In lowering long-term interest rates, Ben Bernanke explicitly stated that one of his policy goals was to boost stock prices. The rationale was that if people felt richer, they would spend more. Economists call this the “Wealth Effect.” But Bernanke overlooked one key point. Those hurt most by the economy’s downfall did not own stocks and therefore received no economic benefit from stock appreciation. Therefore, a more accurate characterization of Bernanke’s initiatives to boost stock prices would be “trickle-down economics” – a theory accurately described by Wikipedia thusly: “economic benefits provided to businesses and upper income levels will indirectly benefit poorer members of society when the resources inevitably “trickle down” to them.” But while the first part of the initiative went according to plan (stock, bond, and housing prices have soared and the rich have gotten much, much richer), the effects on the middle class have been much more ambiguous.
Why are we talking about this now? Because a sea change has taken place that not many people are talking about. Following years of highly successful efforts to boost stock prices, the Fed has come out and explicitly said it thinks stock prices are frothy. Specifically, on May 6 Janet Yellen said: “I would highlight that equity market valuations at this point generally are quite high.” And while Yellen did make comments in July of last year that valuations for social media, biotech and small-cap stocks look stretched, this new warning is far more encompassing. I mean, who doesn’t know that biotech and social media stock prices are outrageous? I’m just sayin’.

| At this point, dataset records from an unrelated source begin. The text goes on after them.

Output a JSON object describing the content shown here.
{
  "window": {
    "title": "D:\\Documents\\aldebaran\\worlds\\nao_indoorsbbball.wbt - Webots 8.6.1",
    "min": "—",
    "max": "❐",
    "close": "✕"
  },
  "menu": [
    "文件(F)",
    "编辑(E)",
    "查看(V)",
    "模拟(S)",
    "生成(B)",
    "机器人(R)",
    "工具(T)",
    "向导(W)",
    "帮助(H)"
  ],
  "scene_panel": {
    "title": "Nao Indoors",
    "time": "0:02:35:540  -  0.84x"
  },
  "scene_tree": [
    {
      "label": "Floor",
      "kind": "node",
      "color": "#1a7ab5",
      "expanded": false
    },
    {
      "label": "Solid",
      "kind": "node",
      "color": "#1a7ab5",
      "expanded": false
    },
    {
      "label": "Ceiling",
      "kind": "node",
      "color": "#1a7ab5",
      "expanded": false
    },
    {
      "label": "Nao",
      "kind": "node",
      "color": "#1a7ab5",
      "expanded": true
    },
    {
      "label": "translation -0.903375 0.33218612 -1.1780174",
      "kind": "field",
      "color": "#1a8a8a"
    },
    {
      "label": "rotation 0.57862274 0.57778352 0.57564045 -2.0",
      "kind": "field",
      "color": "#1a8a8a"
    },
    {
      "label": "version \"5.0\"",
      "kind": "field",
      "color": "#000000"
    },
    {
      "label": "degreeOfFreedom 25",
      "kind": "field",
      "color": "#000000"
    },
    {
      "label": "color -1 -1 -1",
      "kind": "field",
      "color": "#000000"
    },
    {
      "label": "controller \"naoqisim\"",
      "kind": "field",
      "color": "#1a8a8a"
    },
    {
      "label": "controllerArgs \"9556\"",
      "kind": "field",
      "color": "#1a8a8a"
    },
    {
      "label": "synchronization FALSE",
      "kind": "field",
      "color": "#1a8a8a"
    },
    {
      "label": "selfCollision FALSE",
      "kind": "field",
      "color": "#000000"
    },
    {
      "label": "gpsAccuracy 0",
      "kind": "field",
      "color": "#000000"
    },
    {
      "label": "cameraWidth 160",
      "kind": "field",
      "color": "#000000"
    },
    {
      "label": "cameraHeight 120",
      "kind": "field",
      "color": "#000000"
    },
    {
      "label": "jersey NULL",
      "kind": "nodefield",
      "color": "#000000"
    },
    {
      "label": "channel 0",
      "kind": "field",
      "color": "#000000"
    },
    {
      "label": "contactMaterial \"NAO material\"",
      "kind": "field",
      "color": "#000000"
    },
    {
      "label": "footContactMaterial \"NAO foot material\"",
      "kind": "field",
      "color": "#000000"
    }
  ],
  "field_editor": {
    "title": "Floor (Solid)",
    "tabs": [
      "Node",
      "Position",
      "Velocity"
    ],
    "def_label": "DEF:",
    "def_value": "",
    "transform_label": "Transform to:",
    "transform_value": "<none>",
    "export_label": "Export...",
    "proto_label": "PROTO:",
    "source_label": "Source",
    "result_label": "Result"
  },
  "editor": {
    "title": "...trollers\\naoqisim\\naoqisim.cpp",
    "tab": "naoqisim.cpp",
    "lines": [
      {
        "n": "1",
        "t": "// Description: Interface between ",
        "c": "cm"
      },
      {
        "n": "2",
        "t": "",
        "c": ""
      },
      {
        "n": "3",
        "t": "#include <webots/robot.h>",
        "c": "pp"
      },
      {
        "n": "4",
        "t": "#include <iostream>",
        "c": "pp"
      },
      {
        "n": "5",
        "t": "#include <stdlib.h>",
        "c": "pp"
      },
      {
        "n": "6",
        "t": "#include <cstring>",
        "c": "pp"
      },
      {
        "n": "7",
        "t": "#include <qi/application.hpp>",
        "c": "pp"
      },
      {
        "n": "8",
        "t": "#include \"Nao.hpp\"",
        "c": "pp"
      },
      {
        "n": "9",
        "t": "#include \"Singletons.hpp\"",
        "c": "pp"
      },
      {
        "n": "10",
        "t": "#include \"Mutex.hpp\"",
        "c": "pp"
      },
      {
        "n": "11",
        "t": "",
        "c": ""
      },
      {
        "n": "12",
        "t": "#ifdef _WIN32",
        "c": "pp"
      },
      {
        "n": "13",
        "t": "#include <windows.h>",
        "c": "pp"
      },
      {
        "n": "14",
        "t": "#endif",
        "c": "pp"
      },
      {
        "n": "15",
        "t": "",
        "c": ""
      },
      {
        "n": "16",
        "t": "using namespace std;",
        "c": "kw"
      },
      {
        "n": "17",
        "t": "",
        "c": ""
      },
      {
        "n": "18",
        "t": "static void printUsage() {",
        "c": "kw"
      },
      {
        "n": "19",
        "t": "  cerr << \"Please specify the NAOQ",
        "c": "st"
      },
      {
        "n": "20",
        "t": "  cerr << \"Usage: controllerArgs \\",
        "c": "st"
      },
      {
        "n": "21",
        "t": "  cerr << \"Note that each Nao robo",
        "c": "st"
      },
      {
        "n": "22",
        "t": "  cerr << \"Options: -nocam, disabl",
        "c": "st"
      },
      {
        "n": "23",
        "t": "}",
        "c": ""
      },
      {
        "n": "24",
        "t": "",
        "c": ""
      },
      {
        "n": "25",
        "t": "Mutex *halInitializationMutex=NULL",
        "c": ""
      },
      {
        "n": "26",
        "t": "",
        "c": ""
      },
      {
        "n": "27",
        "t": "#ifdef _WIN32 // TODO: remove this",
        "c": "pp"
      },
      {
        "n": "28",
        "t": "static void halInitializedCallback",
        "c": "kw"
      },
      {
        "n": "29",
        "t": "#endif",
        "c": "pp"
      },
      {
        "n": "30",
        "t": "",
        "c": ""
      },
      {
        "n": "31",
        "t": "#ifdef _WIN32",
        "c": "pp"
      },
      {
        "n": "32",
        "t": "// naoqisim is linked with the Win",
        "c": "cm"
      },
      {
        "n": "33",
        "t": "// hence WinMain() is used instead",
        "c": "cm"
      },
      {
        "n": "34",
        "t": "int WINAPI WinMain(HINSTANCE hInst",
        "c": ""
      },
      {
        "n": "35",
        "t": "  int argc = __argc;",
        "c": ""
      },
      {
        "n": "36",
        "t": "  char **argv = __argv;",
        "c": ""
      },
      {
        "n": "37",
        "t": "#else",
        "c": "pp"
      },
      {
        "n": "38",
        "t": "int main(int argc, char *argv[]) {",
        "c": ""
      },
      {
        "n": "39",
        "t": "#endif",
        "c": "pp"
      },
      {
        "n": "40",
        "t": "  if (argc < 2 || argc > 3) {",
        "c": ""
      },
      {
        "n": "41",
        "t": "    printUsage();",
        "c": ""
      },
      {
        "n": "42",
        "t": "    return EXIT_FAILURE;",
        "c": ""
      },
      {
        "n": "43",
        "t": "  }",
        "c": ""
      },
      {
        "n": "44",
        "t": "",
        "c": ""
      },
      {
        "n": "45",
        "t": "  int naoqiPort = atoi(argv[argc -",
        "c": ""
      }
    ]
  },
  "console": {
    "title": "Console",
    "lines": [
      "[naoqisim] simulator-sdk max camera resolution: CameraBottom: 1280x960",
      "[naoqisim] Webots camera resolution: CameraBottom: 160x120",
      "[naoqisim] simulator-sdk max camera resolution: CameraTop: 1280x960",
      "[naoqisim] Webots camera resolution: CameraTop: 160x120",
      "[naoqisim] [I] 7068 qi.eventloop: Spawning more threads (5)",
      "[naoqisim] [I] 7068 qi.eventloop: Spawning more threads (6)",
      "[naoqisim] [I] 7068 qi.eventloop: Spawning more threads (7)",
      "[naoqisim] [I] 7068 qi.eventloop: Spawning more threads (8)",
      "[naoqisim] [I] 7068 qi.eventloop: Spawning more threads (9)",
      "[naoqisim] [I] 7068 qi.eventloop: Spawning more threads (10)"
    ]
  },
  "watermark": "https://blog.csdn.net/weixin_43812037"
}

The table below shows that the P/E on the S&P 500 topped out at about 30x in mid-1999. The current level is about 18.8x. On the surface, this would seem to suggest that there is a lot more room on the upside. Recall that Alan Greenspan made his famous “irrational exuberance” comment on December 5, 1996 – a day on which the S&P 500 closed at about 744. The index proceeded to appreciate another 105% to a peak of about 1,527 in March, 2000. We are drawing this parallel because current Fed Chair Yellen has already made cautionary remarks about the level of asset prices, to include stocks. The worry is this: if we rely on history as a guide, it would seem that the Fed has much more power to drive stock prices higher than it does trying to contain an overheated market. This asymmetric control should worry us.
It remains to be seen whether Yellen will be sufficiently alarmed by her inability to calm the “irrational exuberance” she perceives in the capital markets. If so, a rate hike could be coming sooner rather than later. For my part, I am not seeing the kind of “irrational exuberance” that has characterized previous market tops. In my book The Arrogance Cycle, I discuss how bull markets generally end when investors adopt a “can’t lose” mentality. From where I sit, there still seems to be a lot of fear and caution by the investing public. In markets like these, the fundamentals don’t matter as much as they should. However, this is not to say that stocks aren’t expensive. Eventually, the fundamentals will win the day. When that day comes, we will be glad we are invested in the types of high-quality and defensive companies that characterize our current portfolio.